Fin dalle prime fasi di lavorazione, il suo casting è in realtà un interrogatorio arguto e insinuante dove si percepisce immediatamente l’atteggiamento con cui il regista si relaziona ai suoi attori. È però con il quarto atto, intitolato proprio “Yago” in cui troviamo lo snodo più drammatico e disturbante del film. Il regista/Yago arriva a instillare nei due amanti, Desdemona e Cassio, ovvero gli esordienti Anna María Perelló e Kike Fernández, il dubbio dell’attrazione reciproca e della possibilità di filmare la copula senza scadere per forza in un film pornografico. E così accade. Il dramma esplode e non lo si può più arginare, la tragedia è dietro l’angolo, ma la mano del demiurgo sadico arriva anche là dove ormai non dovrebbe più.

Ottima pellicola a un passo dal capolavoro a causa di tre piccoli dettagli: a) la scena della copula non è reale: gli attori sono nudi, ma non c’è penetrazione – me lo ha confermato l’attore coinvolto, Kike Fernández; b) l’Otello interpretato da Youcef Allaoui tenta davvero di uccidere la sua innamorata sul famoso letto della tradizione teatrale, ma viene fermato prima di soffocarla; c) il regista, ovvero Yago, si compiace del proprio lavoro e si complimenta con gli attori anche ricevendo insulti e sberle.

Credo che questi tre piccoli dettagli si potevano gestire diversamente: a) avrei davvero girato una reale penetrazione con tanto di dettaglio anatomico, considerando come le tematiche topiche dell’Otello scespiriano, passione, amore, inganno e invidia, siano strettamente legate con il concetto di carnalità; b) avrei lasciato Otello uccidere Desdemona senza l’intervento di nessun membro della troupe; c) a tragedia consumata, il regista/Yago si sarebbe tolto la vita. Un’escalation di dramma, tragedia e ineluttabilità che avrebbe collegato la nascita della modernità con la contemporaneità attuale.

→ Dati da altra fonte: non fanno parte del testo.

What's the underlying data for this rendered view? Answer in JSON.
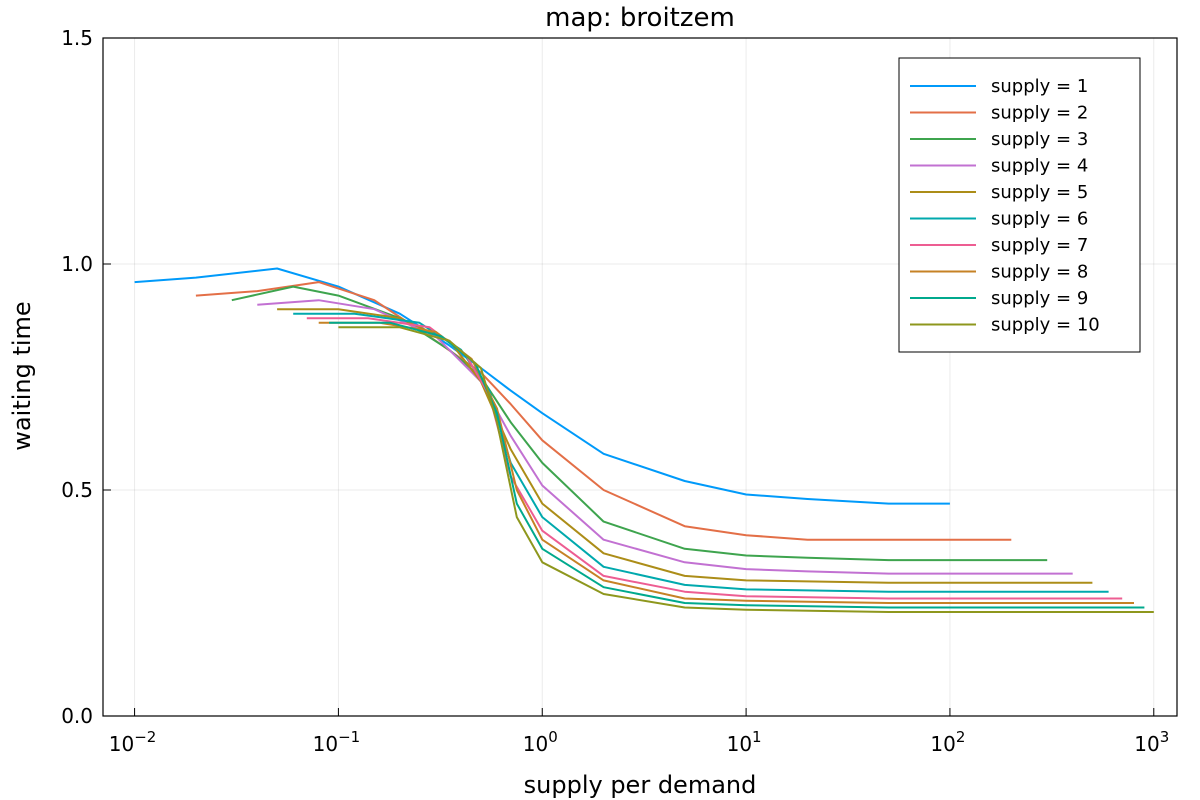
{
  "chart_data": {
    "type": "line",
    "title": "map: broitzem",
    "xlabel": "supply per demand",
    "ylabel": "waiting time",
    "xscale": "log",
    "xlim": [
      0.007,
      1300
    ],
    "ylim": [
      0.0,
      1.5
    ],
    "x_ticks": [
      {
        "value": 0.01,
        "base": "10",
        "exp": "−2"
      },
      {
        "value": 0.1,
        "base": "10",
        "exp": "−1"
      },
      {
        "value": 1,
        "base": "10",
        "exp": "0"
      },
      {
        "value": 10,
        "base": "10",
        "exp": "1"
      },
      {
        "value": 100,
        "base": "10",
        "exp": "2"
      },
      {
        "value": 1000,
        "base": "10",
        "exp": "3"
      }
    ],
    "y_ticks": [
      {
        "value": 0.0,
        "label": "0.0"
      },
      {
        "value": 0.5,
        "label": "0.5"
      },
      {
        "value": 1.0,
        "label": "1.0"
      },
      {
        "value": 1.5,
        "label": "1.5"
      }
    ],
    "grid": true,
    "legend_position": "top-right",
    "series": [
      {
        "name": "supply = 1",
        "color": "#009AFA",
        "x": [
          0.01,
          0.02,
          0.05,
          0.1,
          0.2,
          0.35,
          0.5,
          0.7,
          1.0,
          2.0,
          5.0,
          10.0,
          20.0,
          50.0,
          100.0
        ],
        "y": [
          0.96,
          0.97,
          0.99,
          0.95,
          0.89,
          0.82,
          0.77,
          0.72,
          0.67,
          0.58,
          0.52,
          0.49,
          0.48,
          0.47,
          0.47
        ]
      },
      {
        "name": "supply = 2",
        "color": "#E36F47",
        "x": [
          0.02,
          0.04,
          0.08,
          0.15,
          0.3,
          0.5,
          0.7,
          1.0,
          2.0,
          5.0,
          10.0,
          20.0,
          50.0,
          100.0,
          200.0
        ],
        "y": [
          0.93,
          0.94,
          0.96,
          0.92,
          0.83,
          0.76,
          0.69,
          0.61,
          0.5,
          0.42,
          0.4,
          0.39,
          0.39,
          0.39,
          0.39
        ]
      },
      {
        "name": "supply = 3",
        "color": "#3EA44E",
        "x": [
          0.03,
          0.06,
          0.1,
          0.2,
          0.35,
          0.5,
          0.7,
          1.0,
          2.0,
          5.0,
          10.0,
          20.0,
          50.0,
          100.0,
          300.0
        ],
        "y": [
          0.92,
          0.95,
          0.93,
          0.88,
          0.81,
          0.75,
          0.65,
          0.56,
          0.43,
          0.37,
          0.355,
          0.35,
          0.345,
          0.345,
          0.345
        ]
      },
      {
        "name": "supply = 4",
        "color": "#C271D2",
        "x": [
          0.04,
          0.08,
          0.15,
          0.3,
          0.5,
          0.7,
          1.0,
          2.0,
          5.0,
          10.0,
          20.0,
          50.0,
          100.0,
          400.0
        ],
        "y": [
          0.91,
          0.92,
          0.9,
          0.84,
          0.74,
          0.62,
          0.51,
          0.39,
          0.34,
          0.325,
          0.32,
          0.315,
          0.315,
          0.315
        ]
      },
      {
        "name": "supply = 5",
        "color": "#AC8D18",
        "x": [
          0.05,
          0.1,
          0.2,
          0.35,
          0.5,
          0.7,
          1.0,
          2.0,
          5.0,
          10.0,
          50.0,
          100.0,
          500.0
        ],
        "y": [
          0.9,
          0.9,
          0.88,
          0.83,
          0.74,
          0.59,
          0.47,
          0.36,
          0.31,
          0.3,
          0.295,
          0.295,
          0.295
        ]
      },
      {
        "name": "supply = 6",
        "color": "#00A9AD",
        "x": [
          0.06,
          0.12,
          0.25,
          0.4,
          0.55,
          0.7,
          1.0,
          2.0,
          5.0,
          10.0,
          50.0,
          100.0,
          600.0
        ],
        "y": [
          0.89,
          0.89,
          0.87,
          0.81,
          0.72,
          0.56,
          0.44,
          0.33,
          0.29,
          0.28,
          0.275,
          0.275,
          0.275
        ]
      },
      {
        "name": "supply = 7",
        "color": "#ED5D92",
        "x": [
          0.07,
          0.14,
          0.28,
          0.42,
          0.55,
          0.7,
          1.0,
          2.0,
          5.0,
          10.0,
          50.0,
          100.0,
          700.0
        ],
        "y": [
          0.88,
          0.88,
          0.86,
          0.8,
          0.71,
          0.53,
          0.41,
          0.31,
          0.275,
          0.265,
          0.26,
          0.26,
          0.26
        ]
      },
      {
        "name": "supply = 8",
        "color": "#C68225",
        "x": [
          0.08,
          0.16,
          0.3,
          0.45,
          0.6,
          0.75,
          1.0,
          2.0,
          5.0,
          10.0,
          50.0,
          100.0,
          800.0
        ],
        "y": [
          0.87,
          0.87,
          0.85,
          0.79,
          0.68,
          0.5,
          0.39,
          0.3,
          0.26,
          0.255,
          0.25,
          0.25,
          0.25
        ]
      },
      {
        "name": "supply = 9",
        "color": "#00A98D",
        "x": [
          0.09,
          0.18,
          0.32,
          0.47,
          0.6,
          0.75,
          1.0,
          2.0,
          5.0,
          10.0,
          50.0,
          100.0,
          900.0
        ],
        "y": [
          0.87,
          0.87,
          0.84,
          0.78,
          0.67,
          0.47,
          0.37,
          0.285,
          0.25,
          0.245,
          0.24,
          0.24,
          0.24
        ]
      },
      {
        "name": "supply = 10",
        "color": "#8E971D",
        "x": [
          0.1,
          0.2,
          0.35,
          0.5,
          0.6,
          0.75,
          1.0,
          2.0,
          5.0,
          10.0,
          50.0,
          100.0,
          1000.0
        ],
        "y": [
          0.86,
          0.86,
          0.83,
          0.77,
          0.65,
          0.44,
          0.34,
          0.27,
          0.24,
          0.235,
          0.23,
          0.23,
          0.23
        ]
      }
    ]
  }
}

Se stupisce l’indifferenza con cui Hammudi Al-Rahmoun, regista in campo, gestisce i sentimenti dei suoi attori travalicando Stanislavski e il realismo documentario, e commuove la sensibilità in bilico tra conservazione virginale e tensione adultera che sgomita dentro Anna María Perelló, è la fisicità di Kike Fernández, ostaggio delle trame oscure del demiurgo prosperino, a convogliare su di sé non pochi vettori di senso dell’intero dramma: da attore a oggetto di scena, perno, o fallo, del dramma, per compiacere l’onnipotenza del regista – e qui entrano in gioco altre tematiche, dall’omoerotismo al voyeurismo hitchcockiano. Perfino il personaggio di Otello risulta marginalizzato dall’importanza data al personaggio di Cassio, notoriamente di contorno nelle varie rivisitazioni della tragedia.

Il film così, nonostante non si arrischi in territori spinosi al limite con la pornografia e la tragedia disperata, resta un perfetto esempio di cinema indipendente che sa unire originalità, innovazione del linguaggio e immaginario tradizionale. Il risultato è sotto gli occhi di tutti: premiato nel 2013 al Festival de Cine de Autor de Barcelona, al Atlántida Film Festival e al Festival europeo di cinema indipendente, ha messo d’accordo pubblico e critica.